After three weeks holiday I am now back to my wall, posting the work I did before I left.
The task in chapter two is: Record your observation of the wall. I did that while taking the photographs, so I now have a lot of rubbings in my sketchbook from pieces of wall I did not choose to work with.
First there is a look back to page 5 & 6 of my sketchbook with a little drawing added of the prints left by fossils in the stone.
I used conté pastel in two colours. I find the marks interesting, but the stones do not offer the material I need for this project. I included them – like everything from page 1 to page 8 – because I like them and for other ideas they might spark off.
Here on page 9 is the piece of wall I finally chose for further study.
I took rubbings from some of the individual stones with tissue paper and a 6 B graphite mine. I used a lot of pressure and rubbed intensely in an attempt to feel the texture of the stones through the paper. The result is very detailed, sometimes too dense, like the one on page 12 below.
I traced the negative spaces from the photograph to sandwich paper and numbered the stones (page 15 upper).This was not yet intended as shape observation but as a way of keeping order.
The print with the tonal reduction done on the computer (page 15 lower) was made for comparison – do I have to do it all by hand? It seems so.
Another little sidetrack on page 16 lower: The print gave me the idea to spread viridian ink and a layer of black oil pastel over a ground of reddish and brown wax crayons and scrape the layers away. The viridian ink was not a good idea.
My wall in clouded weather with torn leftovers from papers I had coloured for further work (see pages 29 to 31 below). | First rubbing done in conté crayon on copy paper. |
Page 21 + 22
I was curious to explore the texture caught in the graphite rubbings (this one from page 14) a little more. So I made enlarged fotocopies. I coated a sheet of drawing paper with black oil colour, placed a blank sheet of slightly lighter drawing paper on it and the copies on top. I traced the features that seemed important to me with a ballpoint pen. The lines of oil colour (page 21) are a bit blurred and have a textural feel.
While doing this the zigzag motion of my hand reminded me of a sewing machine doing zigzag stitch. Perhaps an idea for machine stitching on soluble fabric?
Following Sians suggestions I worked with rubbings on coloured papers. (I should have read the instructions in the module more carefully!)
Page 28 + 28 a: Rubbing taken with transparent oil pastel washed with watercolour on copy paper |
Page 29 + 29 a: On acryl coloured tissue paper (feels very interesting, thin and supple but resilient), made with a wax crayon using very light pressure. |
Page 30: Wax crayon on acryl coloured wrapping paper which was already rather crumpled, giving additional texture. |
I spent a lot of time working with the rubbings and exploring the texture.

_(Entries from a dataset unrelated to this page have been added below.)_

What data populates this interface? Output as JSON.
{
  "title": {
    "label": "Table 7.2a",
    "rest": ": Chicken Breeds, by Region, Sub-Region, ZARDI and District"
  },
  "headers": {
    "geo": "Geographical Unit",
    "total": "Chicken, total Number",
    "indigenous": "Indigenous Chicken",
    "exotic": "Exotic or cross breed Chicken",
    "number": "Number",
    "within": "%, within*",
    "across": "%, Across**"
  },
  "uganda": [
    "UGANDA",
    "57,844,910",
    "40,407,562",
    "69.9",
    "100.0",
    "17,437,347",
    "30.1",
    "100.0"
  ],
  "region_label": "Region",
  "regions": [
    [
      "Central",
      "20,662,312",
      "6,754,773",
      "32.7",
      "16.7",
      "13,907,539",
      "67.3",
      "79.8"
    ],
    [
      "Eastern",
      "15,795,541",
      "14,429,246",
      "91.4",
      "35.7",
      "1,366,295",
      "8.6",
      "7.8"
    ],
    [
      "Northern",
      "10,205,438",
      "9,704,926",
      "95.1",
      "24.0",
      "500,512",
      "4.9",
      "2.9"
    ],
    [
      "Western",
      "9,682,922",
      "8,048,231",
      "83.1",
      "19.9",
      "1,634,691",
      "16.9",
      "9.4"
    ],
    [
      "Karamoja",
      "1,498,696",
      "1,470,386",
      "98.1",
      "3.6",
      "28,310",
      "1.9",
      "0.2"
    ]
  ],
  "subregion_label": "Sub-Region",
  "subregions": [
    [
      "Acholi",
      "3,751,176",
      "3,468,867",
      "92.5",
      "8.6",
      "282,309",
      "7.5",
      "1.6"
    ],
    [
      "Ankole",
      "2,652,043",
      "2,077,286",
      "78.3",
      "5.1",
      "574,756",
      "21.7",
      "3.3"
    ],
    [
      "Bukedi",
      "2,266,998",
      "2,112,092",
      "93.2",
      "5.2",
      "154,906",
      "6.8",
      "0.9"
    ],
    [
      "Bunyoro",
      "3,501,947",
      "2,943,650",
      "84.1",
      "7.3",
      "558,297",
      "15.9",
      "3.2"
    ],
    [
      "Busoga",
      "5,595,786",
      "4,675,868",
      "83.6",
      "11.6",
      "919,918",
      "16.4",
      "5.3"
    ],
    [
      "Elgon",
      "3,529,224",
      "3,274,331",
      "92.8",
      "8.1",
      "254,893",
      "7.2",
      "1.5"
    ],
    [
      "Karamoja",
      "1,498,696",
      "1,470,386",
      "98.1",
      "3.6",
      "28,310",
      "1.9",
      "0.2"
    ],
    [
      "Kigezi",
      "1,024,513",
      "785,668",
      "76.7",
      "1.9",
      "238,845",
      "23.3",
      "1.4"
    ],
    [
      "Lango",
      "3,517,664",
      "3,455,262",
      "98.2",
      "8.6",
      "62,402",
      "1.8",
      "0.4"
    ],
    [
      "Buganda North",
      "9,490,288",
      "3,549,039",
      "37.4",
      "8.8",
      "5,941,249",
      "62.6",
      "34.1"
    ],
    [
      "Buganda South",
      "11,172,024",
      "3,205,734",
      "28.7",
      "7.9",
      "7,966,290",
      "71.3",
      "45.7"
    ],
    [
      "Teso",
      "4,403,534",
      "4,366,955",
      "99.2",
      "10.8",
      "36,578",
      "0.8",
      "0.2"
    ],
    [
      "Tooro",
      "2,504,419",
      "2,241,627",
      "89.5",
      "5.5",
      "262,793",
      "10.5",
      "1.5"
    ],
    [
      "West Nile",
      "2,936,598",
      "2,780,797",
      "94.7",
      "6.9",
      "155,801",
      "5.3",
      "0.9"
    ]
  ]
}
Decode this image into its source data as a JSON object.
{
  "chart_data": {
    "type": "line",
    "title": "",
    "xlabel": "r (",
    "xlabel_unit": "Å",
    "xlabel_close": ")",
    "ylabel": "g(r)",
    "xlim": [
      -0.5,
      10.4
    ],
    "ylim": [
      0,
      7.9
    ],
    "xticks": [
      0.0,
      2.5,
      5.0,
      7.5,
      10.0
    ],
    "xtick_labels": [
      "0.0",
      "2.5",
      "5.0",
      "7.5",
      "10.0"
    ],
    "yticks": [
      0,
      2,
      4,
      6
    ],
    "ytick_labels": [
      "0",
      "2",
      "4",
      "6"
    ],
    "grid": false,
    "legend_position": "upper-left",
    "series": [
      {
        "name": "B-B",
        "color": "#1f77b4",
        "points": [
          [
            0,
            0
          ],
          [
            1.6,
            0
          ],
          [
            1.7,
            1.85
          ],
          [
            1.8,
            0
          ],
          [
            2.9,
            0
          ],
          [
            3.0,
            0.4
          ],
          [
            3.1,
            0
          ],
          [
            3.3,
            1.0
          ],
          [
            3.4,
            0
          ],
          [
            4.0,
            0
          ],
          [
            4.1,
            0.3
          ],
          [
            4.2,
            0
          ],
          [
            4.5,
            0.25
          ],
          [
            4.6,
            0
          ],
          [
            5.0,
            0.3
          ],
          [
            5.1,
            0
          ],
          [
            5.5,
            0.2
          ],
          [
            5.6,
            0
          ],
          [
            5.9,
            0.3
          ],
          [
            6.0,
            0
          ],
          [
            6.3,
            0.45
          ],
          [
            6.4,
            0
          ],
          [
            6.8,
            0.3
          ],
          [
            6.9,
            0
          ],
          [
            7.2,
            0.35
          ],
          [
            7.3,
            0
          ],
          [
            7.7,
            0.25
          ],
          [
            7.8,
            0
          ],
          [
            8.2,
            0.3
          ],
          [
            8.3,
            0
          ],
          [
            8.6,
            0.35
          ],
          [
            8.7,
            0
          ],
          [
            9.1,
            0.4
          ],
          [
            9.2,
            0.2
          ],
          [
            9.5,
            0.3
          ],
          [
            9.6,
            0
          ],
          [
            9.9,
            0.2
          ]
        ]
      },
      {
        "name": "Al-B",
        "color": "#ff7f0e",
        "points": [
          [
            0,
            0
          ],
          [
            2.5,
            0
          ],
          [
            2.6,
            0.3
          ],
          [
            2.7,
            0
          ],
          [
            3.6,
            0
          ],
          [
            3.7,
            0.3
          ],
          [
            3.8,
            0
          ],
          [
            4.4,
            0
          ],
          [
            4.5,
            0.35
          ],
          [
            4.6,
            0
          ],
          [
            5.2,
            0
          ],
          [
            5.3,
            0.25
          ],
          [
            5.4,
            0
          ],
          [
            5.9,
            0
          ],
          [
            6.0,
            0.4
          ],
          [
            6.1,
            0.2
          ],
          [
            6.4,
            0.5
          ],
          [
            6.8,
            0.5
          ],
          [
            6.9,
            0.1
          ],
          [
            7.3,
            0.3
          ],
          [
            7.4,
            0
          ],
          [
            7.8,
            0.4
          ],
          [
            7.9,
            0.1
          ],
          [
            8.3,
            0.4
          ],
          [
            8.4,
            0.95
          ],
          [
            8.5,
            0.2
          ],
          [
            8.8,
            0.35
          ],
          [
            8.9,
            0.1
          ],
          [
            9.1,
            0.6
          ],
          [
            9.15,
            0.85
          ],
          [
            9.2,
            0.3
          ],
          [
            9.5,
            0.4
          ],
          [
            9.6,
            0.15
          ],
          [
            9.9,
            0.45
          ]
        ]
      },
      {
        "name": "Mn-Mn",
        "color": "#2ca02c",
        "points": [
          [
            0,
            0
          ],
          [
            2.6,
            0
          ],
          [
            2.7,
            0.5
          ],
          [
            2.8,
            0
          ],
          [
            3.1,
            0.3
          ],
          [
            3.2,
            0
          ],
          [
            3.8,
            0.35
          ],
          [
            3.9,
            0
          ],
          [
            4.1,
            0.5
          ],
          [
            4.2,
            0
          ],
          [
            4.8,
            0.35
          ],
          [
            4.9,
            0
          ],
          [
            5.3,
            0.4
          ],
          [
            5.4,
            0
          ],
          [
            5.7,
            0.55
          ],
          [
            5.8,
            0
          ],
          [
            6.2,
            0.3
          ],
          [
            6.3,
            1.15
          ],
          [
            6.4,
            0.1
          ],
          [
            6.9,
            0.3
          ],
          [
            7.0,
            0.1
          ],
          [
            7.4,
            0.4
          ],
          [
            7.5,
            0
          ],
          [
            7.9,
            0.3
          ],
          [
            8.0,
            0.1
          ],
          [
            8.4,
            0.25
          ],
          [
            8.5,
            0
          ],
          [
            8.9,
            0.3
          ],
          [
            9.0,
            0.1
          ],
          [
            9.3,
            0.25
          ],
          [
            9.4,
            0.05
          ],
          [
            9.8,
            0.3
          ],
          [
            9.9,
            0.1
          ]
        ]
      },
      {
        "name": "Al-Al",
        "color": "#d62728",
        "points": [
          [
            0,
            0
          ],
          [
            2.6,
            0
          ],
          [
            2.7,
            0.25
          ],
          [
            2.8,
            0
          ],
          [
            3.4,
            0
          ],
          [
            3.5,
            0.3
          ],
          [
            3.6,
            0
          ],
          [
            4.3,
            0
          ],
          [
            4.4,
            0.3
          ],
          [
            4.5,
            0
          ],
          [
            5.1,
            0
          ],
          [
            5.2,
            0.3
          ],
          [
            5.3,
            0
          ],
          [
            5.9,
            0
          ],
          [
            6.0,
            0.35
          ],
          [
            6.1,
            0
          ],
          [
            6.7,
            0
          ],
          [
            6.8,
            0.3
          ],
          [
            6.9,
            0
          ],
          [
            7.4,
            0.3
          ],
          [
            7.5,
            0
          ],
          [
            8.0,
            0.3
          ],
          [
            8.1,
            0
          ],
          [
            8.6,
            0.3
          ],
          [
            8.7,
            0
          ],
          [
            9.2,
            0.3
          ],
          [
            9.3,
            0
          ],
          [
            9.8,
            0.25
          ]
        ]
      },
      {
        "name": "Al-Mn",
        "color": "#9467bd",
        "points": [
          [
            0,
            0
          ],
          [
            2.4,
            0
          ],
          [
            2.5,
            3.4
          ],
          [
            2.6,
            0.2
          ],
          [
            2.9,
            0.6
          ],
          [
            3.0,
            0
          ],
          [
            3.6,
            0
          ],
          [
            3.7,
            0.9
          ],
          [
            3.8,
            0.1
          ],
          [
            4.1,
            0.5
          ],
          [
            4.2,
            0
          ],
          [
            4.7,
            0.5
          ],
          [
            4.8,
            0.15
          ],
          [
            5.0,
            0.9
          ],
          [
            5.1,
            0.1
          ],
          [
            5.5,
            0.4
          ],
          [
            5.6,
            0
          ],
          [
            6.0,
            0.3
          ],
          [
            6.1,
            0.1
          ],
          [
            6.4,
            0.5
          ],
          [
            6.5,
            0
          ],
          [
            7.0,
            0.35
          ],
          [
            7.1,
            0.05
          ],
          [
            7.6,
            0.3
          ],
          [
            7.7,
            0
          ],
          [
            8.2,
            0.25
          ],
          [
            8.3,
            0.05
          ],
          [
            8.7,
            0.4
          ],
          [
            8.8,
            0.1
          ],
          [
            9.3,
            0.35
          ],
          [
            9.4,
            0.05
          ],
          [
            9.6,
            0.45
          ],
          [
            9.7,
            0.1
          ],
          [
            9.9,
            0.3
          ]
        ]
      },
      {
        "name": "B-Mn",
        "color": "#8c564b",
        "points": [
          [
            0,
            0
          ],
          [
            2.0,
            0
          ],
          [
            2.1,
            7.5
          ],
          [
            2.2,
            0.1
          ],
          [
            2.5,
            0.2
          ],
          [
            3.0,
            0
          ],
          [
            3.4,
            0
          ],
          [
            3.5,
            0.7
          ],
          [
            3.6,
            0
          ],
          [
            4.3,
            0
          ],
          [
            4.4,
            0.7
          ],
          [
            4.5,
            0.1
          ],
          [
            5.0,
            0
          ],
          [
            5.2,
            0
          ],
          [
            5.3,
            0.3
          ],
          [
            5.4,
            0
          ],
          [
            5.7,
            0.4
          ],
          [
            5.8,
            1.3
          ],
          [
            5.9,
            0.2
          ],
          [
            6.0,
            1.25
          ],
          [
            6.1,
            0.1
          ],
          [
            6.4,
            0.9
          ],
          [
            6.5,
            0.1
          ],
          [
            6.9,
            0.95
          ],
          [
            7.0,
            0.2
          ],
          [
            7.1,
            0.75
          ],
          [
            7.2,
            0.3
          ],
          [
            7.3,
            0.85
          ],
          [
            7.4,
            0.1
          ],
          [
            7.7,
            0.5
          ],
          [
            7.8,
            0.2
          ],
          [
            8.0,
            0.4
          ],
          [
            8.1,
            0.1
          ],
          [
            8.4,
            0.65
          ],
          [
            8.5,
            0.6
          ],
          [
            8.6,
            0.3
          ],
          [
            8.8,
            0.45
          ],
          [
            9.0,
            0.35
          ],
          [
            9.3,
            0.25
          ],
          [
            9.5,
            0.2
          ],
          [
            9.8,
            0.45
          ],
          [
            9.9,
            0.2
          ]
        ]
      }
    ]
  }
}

It was a lot of fun, also the experiments helped me to clarify my ideas of what I could use for further work in the module.
Still I could have saved time, I think, with a little organisation. It might have been useful for instance to make a list of suitable colours and papers. I will try to keep that in mind when starting to work with colours in the next chapter.
And: read the module carefully – read the module carefully – to be repeated.